Hill has been an outstanding competitor in the Big 12 for three years and has a magnetic presence. Despite her well-known goofy humor, Hill is the most adult of players: realistic, never shies from the blunt truth, ambitious, forward-looking.

Turkey Tournaments
The various Thanksgiving tournaments are almost always good for an upset or two, or at least games that push favored teams.

  • You can be sure Duke's coaching staff is stressing to the Blue Devils that sometimes the most dangerous games are right after a big high. Duke, coming off its victory over Tennessee, is in the Paradise Jam event in the Virgin Islands and has potentially tough matchups in Old Dominion on Friday and Arkansas on Saturday. ODU and Arkansas also play each other; that game is Thursday.

  • Kansas State, having won the Preseason WNIT title with four victories at home, goes out on the road for the first time. K-State meets Temple on Friday at the Stanford Tournament while the host Cardinal face Princeton. Winners meet for the title Saturday; if it's Stanford vs. K-State, that will be those programs' first meeting. Of course, there's also a chance that Temple coach Dawn Staley and Stanford's Tara VanDerveer, who coached Staley in the 1996 Olympics, could meet.

  • Connecticut is the big dog at the Rainbow Wahine Classic. North Carolina would seem to be the chief challenger, especially with the injuries Oklahoma suffered Tuesday.

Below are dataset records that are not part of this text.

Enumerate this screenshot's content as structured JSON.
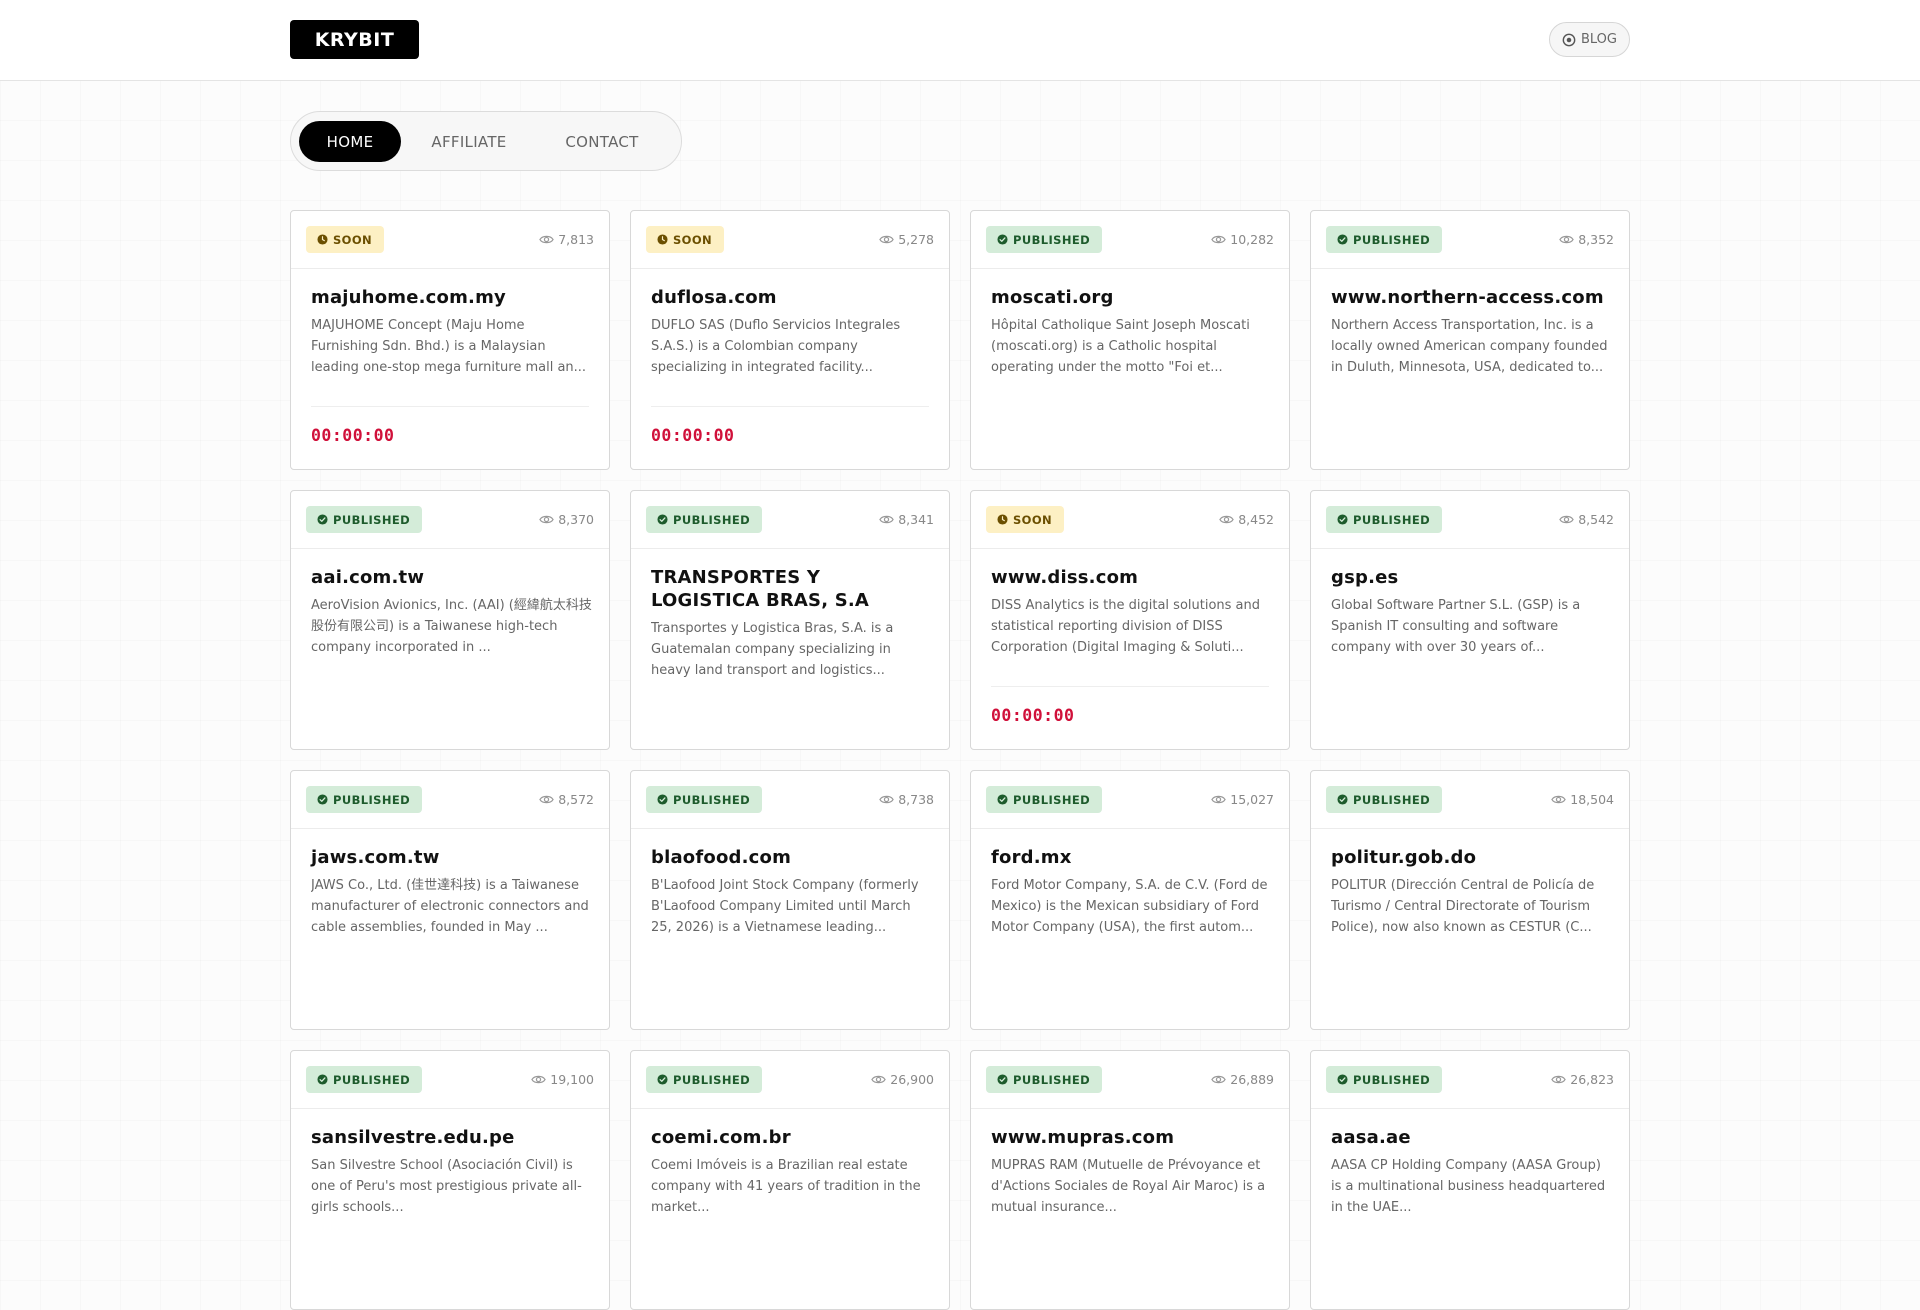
{
  "header": {
    "logo": "KRYBIT",
    "blog_label": "BLOG"
  },
  "tabs": [
    {
      "label": "HOME",
      "active": true
    },
    {
      "label": "AFFILIATE",
      "active": false
    },
    {
      "label": "CONTACT",
      "active": false
    }
  ],
  "colors": {
    "soon_badge_bg": "#fdf0c4",
    "published_badge_bg": "#d4ecd9",
    "countdown": "#d0103a"
  },
  "cards": [
    {
      "status": "SOON",
      "views": "7,813",
      "title": "majuhome.com.my",
      "desc": "MAJUHOME Concept (Maju Home Furnishing Sdn. Bhd.) is a Malaysian leading one-stop mega furniture mall an...",
      "countdown": "00:00:00"
    },
    {
      "status": "SOON",
      "views": "5,278",
      "title": "duflosa.com",
      "desc": "DUFLO SAS (Duflo Servicios Integrales S.A.S.) is a Colombian company specializing in integrated facility...",
      "countdown": "00:00:00"
    },
    {
      "status": "PUBLISHED",
      "views": "10,282",
      "title": "moscati.org",
      "desc": "Hôpital Catholique Saint Joseph Moscati (moscati.org) is a Catholic hospital operating under the motto \"Foi et...",
      "countdown": ""
    },
    {
      "status": "PUBLISHED",
      "views": "8,352",
      "title": "www.northern-access.com",
      "desc": "Northern Access Transportation, Inc. is a locally owned American company founded in Duluth, Minnesota, USA, dedicated to...",
      "countdown": ""
    },
    {
      "status": "PUBLISHED",
      "views": "8,370",
      "title": "aai.com.tw",
      "desc": "AeroVision Avionics, Inc. (AAI) (經緯航太科技股份有限公司) is a Taiwanese high-tech company incorporated in ...",
      "countdown": ""
    },
    {
      "status": "PUBLISHED",
      "views": "8,341",
      "title": "TRANSPORTES Y LOGISTICA BRAS, S.A",
      "desc": "Transportes y Logistica Bras, S.A. is a Guatemalan company specializing in heavy land transport and logistics...",
      "countdown": ""
    },
    {
      "status": "SOON",
      "views": "8,452",
      "title": "www.diss.com",
      "desc": "DISS Analytics is the digital solutions and statistical reporting division of DISS Corporation (Digital Imaging & Soluti...",
      "countdown": "00:00:00"
    },
    {
      "status": "PUBLISHED",
      "views": "8,542",
      "title": "gsp.es",
      "desc": "Global Software Partner S.L. (GSP) is a Spanish IT consulting and software company with over 30 years of...",
      "countdown": ""
    },
    {
      "status": "PUBLISHED",
      "views": "8,572",
      "title": "jaws.com.tw",
      "desc": "JAWS Co., Ltd. (佳世達科技) is a Taiwanese manufacturer of electronic connectors and cable assemblies, founded in May ...",
      "countdown": ""
    },
    {
      "status": "PUBLISHED",
      "views": "8,738",
      "title": "blaofood.com",
      "desc": "B'Laofood Joint Stock Company (formerly B'Laofood Company Limited until March 25, 2026) is a Vietnamese leading...",
      "countdown": ""
    },
    {
      "status": "PUBLISHED",
      "views": "15,027",
      "title": "ford.mx",
      "desc": "Ford Motor Company, S.A. de C.V. (Ford de Mexico) is the Mexican subsidiary of Ford Motor Company (USA), the first autom...",
      "countdown": ""
    },
    {
      "status": "PUBLISHED",
      "views": "18,504",
      "title": "politur.gob.do",
      "desc": "POLITUR (Dirección Central de Policía de Turismo / Central Directorate of Tourism Police), now also known as CESTUR (C...",
      "countdown": ""
    },
    {
      "status": "PUBLISHED",
      "views": "19,100",
      "title": "sansilvestre.edu.pe",
      "desc": "San Silvestre School (Asociación Civil) is one of Peru's most prestigious private all-girls schools...",
      "countdown": ""
    },
    {
      "status": "PUBLISHED",
      "views": "26,900",
      "title": "coemi.com.br",
      "desc": "Coemi Imóveis is a Brazilian real estate company with 41 years of tradition in the market...",
      "countdown": ""
    },
    {
      "status": "PUBLISHED",
      "views": "26,889",
      "title": "www.mupras.com",
      "desc": "MUPRAS RAM (Mutuelle de Prévoyance et d'Actions Sociales de Royal Air Maroc) is a mutual insurance...",
      "countdown": ""
    },
    {
      "status": "PUBLISHED",
      "views": "26,823",
      "title": "aasa.ae",
      "desc": "AASA CP Holding Company (AASA Group) is a multinational business headquartered in the UAE...",
      "countdown": ""
    }
  ]
}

    These aren't tournament matchups, but they are intriguing:

    On Saturday, Notre Dame is at Southern Cal and Sunday, Georgia is at Arizona. USC lost at K-State in the Pre-WNIT semifinals but showed tough defense that could give the Irish some problems as it did K-State. Arizona went to overtime before losing to LSU last week, so we'll see how it fares against another SEC foe. Georgia then plays Dec. 2 at Arizona State.

  • At Big 12 media day, Hill was talking about the future and medical school. She has spent some time with surgeons and that might be what she wants to do.

    She would be perfect: cool head, very confident, extremely smart and not afraid of tough situations. She acknowledged how high-level basketball, in fact, really can prepare you for your life's work in other areas.

    Basketball obviously isn't life or death or anything close, but it does put a person in situations where her body and mind must process excitement, stress, pressure, etc., and still function logically and according to training.

    "I've learned from basketball that I'm good under pressure,'' Hill said. "And that if you give your best and things still don't go your way, you just deal with that.

    "I think if you're a doctor, you have to understand that concept or it would be so hard for you. Sometimes it doesn't work out.''

    Was the blood and guts of surgery scary at all, or hard to get used to looking at? Hill said not really because she'd just concentrate on watching every step of the process and that the more you saw it, the more mundane it actually seemed.

    But then she laughed and said the funny thing was, she could still get a little squeamish over something "small,'' like if someone had a deep cut that needed to be stitched up.

    I filed away all this information, certain I'd be doing a feature story on Hill this season. Hill never got hurt. She played so hard all the time. A truck could hit her and she'd just take the charge, you know?

    The 6-foot-1 Hill has been undersized inside without a bigger cohort to help her most of her three years at OU. That's because 6-3 Jen Cunningham had her career pretty much shredded by ACL injuries.

    This year, OU finally has an experienced player in 6-3 Theresa Schuknecht to pair with Hill ... and Hill gets hurt. Schuknecht is a senior, so they won't get a season together. It's a real shame.

    If there's good news for OU, it's that these injuries happened early enough that the players can get medical redshirts.

    The Sooners head to Hawaii for the Rainbow Wahine Classic, and it will take a while for the shock of all this to set in. Then they simply have to figure out other answers.

    Hill, you can be sure, will be on the sidelines doing everything she can to help them.